2. Free trial form doesn't ask which location

Three locations. One form. No way to pick which location you want to visit. A parent on the south side of town might accidentally book a class at the north location without realizing it, or get confused enough to abandon the form entirely.

The fix: Either a location selector up front, or three separate "Book a Free Trial" buttons — one per location, each linking to a filtered version of the form.

3. No follow-up after a free trial booking

Someone books a free trial class. Then what? From what I could see, there's no confirmation email with practical details — what to wear, where to park, what to expect in your first class. No reminder text the day before. And if they don't show up, no follow-up.

The fix: Three automated messages: confirmation immediately after booking, reminder the morning of the class, and a no-show text the next day ("Hey, we missed you — want to rebook?").

4. No nurture sequence for unconverted inquiries

Someone asks about kids classes. The gym replies. The parent says "let me think about it." Then silence. No follow-up a week later. No follow-up two weeks later. They forget. They sign up somewhere else.

The fix: A simple drip. One message a week for three to four weeks. Not salesy — just useful. "Here's what a typical kids class looks like." "Here's what parents say about the program." "Still have questions? Just reply." Then stop.

5. Gmail for business email

The business was using a personal Gmail address. This limits automation, makes it harder to set up proper sequences, and looks less professional. With three locations, all inquiries funnel into one inbox with no way to sort or route by location.

The fix: Set up email on their own domain. Most website platforms offer this or integrate with Google Workspace. This also makes location-based routing possible.

The website issues

6. URL typo on a facility page

One location's page URL was misspelled — an extra letter in the city name. Won't affect most visitors clicking through navigation, but looks unprofessional if shared, and it hurts local SEO slightly.

7. Jargon a beginner won't understand

The programs page used terms like "Gi," "No-Gi," "Live Rolling," and "Open Mat" without explanation. The target audience for a free trial is someone who has never done martial arts. They don't know what a Gi is.

8. No class schedule details on the programs page

A parent looking at kids classes can't tell how long a class is, how many times per week it meets, or what days it's offered without clicking through to a separate schedule page. Adding even "45-minute classes, Mon/Wed/Sat" on the programs page would reduce friction.

9. Draft page visible in search results

A page titled "Copy of Instructors" was live at a URL ending in -1. Looks like a duplicate that was accidentally published. It shows up in Google.

10. Pricing doesn't match across platforms

The website shows one set of prices. External listings on Yelp and Google still show older, lower prices. Anyone who compares the two gets confused.

The Google listing

11. Very few reviews

A perfect 5.0 rating — but from a very small number of reviews. To a prospect comparing gyms, five reviews looks unproven next to a competitor with eighty. The rating is less important than the volume.

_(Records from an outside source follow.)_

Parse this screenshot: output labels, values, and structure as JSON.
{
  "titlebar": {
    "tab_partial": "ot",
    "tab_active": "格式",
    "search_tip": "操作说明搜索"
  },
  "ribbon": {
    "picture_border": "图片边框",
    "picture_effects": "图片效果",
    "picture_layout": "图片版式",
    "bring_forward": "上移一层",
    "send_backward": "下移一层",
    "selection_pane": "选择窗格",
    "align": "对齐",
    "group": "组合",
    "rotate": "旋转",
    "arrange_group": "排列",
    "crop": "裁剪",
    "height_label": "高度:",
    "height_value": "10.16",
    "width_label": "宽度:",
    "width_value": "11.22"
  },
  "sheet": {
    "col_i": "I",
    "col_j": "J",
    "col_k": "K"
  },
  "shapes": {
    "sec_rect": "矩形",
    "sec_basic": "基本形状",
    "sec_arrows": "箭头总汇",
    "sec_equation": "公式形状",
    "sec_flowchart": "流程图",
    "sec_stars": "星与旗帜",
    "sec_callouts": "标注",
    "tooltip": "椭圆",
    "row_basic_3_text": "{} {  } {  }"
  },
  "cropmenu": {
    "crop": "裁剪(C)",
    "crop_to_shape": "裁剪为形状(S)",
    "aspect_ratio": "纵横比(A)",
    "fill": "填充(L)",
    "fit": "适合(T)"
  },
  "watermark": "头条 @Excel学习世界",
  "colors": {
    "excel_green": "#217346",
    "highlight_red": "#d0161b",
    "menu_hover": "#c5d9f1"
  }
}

The fix: After someone's been a member for 30-60 days, send a text: "If you're enjoying training, a Google review would really help us out. Here's the link." This can be fully automated. Even getting to 25 reviews would make a noticeable difference.

12. No posting activity on the listing

No recent Google Business Profile posts. No photos from classes. No event announcements. Google favors active profiles in local search results. This is free visibility being left on the table.

What this means

Every one of these twelve issues is fixable. Most of them take less than a day. None of them require AI, a new website, or a marketing strategy.

They require someone to look at the business the way a customer experiences it — from the first Google search to the moment they walk through the door — and notice where the path breaks.

Most business owners don't have time to do this. They're running the business. That's exactly why these leaks persist. Not because they're hard to fix, but because they're invisible when you're inside the operation.